Page MenuHomePhabricator

Add ability to restart frr processes
Open, Requires assessmentPublic

Description

For now if a frr process restarts there is no way to restore it's configuration to the previous state.

This is possible to short-term fix by creating a post-commit script that saves the frr configuration to file after a change in frr.
Also on frr process reload it needs to rewind the config into a running starte on process startup.

All places where frr is changed need to be identified to allow saving of config on eg. dhcp static route change.

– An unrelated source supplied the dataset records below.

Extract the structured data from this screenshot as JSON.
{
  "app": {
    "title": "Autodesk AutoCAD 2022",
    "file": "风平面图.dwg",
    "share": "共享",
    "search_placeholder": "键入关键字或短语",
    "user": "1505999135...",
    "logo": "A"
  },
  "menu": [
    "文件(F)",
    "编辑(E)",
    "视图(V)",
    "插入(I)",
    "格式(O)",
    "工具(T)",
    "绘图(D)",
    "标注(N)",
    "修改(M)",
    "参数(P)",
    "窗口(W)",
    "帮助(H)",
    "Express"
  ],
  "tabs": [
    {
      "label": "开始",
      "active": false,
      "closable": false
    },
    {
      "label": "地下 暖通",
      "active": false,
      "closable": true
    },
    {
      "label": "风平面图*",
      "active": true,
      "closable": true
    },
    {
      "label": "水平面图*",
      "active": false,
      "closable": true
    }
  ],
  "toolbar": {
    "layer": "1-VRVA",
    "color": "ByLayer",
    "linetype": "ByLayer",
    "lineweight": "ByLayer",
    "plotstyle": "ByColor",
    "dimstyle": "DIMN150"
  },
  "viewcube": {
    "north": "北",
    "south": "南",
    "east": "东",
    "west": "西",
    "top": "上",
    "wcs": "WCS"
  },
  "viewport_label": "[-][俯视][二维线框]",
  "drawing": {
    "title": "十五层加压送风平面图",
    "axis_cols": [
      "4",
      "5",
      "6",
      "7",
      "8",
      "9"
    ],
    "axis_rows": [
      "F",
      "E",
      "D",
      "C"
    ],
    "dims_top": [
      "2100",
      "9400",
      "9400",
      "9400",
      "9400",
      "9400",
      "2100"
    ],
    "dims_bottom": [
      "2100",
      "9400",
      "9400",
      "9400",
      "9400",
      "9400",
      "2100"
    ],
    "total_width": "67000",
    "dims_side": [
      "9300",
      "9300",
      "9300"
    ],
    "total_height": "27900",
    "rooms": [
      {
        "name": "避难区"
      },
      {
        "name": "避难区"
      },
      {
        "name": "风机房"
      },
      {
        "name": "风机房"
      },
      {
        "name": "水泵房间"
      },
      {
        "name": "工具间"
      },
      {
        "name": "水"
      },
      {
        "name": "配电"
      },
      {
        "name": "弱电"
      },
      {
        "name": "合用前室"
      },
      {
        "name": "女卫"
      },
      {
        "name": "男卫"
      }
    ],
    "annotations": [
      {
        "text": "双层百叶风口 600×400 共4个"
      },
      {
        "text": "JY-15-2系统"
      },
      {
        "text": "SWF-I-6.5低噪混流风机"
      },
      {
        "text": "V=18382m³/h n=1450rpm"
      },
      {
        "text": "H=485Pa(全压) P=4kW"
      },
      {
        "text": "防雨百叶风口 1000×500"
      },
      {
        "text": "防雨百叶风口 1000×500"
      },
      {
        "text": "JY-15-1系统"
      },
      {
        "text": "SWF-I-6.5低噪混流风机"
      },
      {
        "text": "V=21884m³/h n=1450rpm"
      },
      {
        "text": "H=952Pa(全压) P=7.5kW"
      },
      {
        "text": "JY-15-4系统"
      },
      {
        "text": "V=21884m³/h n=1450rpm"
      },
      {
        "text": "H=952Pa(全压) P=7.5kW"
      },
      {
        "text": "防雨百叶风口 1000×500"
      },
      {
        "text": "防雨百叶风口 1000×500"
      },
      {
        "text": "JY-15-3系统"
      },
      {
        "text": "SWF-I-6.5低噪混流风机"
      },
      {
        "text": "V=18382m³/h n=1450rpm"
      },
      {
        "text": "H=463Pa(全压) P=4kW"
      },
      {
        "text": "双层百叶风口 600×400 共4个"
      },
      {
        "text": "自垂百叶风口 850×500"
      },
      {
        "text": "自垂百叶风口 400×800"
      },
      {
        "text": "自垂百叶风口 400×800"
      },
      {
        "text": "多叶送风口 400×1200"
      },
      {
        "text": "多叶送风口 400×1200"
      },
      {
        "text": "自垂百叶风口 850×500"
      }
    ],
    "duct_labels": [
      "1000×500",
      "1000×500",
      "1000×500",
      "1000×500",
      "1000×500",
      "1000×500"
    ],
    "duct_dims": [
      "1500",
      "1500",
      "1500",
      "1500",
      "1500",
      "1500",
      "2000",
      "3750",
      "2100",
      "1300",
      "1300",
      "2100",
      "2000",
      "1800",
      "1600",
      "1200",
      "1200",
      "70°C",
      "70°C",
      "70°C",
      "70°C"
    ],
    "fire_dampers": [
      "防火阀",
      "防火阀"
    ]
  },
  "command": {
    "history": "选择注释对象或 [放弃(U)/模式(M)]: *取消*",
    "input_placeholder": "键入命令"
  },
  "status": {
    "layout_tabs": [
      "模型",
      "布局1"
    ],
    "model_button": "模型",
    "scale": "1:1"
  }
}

This is not supposed to be a long-term fix, because it can cause config inconsistency and a better solution is to rewrite all frr setup script to allow for a vyos->frr sync check. (but that will take much more time to implement)

For now the process is not started, feel free to comment and if your'e want a mission, just assign yourself the case.

Details

Difficulty level
Unknown (require assessment)
Version
-
Why the issue appeared?
Will be filled on close

Related Objects

Event Timeline

runar created this task.Jul 9 2019, 6:42 AM
runar created this object in space S1 VyOS Public.
runar renamed this task from Add ability to reboot frr processes to Add ability to restart frr processes.Jul 9 2019, 7:17 AM
runar updated the task description. (Show Details)
maznu added a subscriber: maznu.Sep 23 2019, 3:14 PM

Having had bgpd peg a core to 100% (for no discernible reason), I'd welcome the ability to give quag^WFRR a kick, rather than rebooting the entire VyOS box.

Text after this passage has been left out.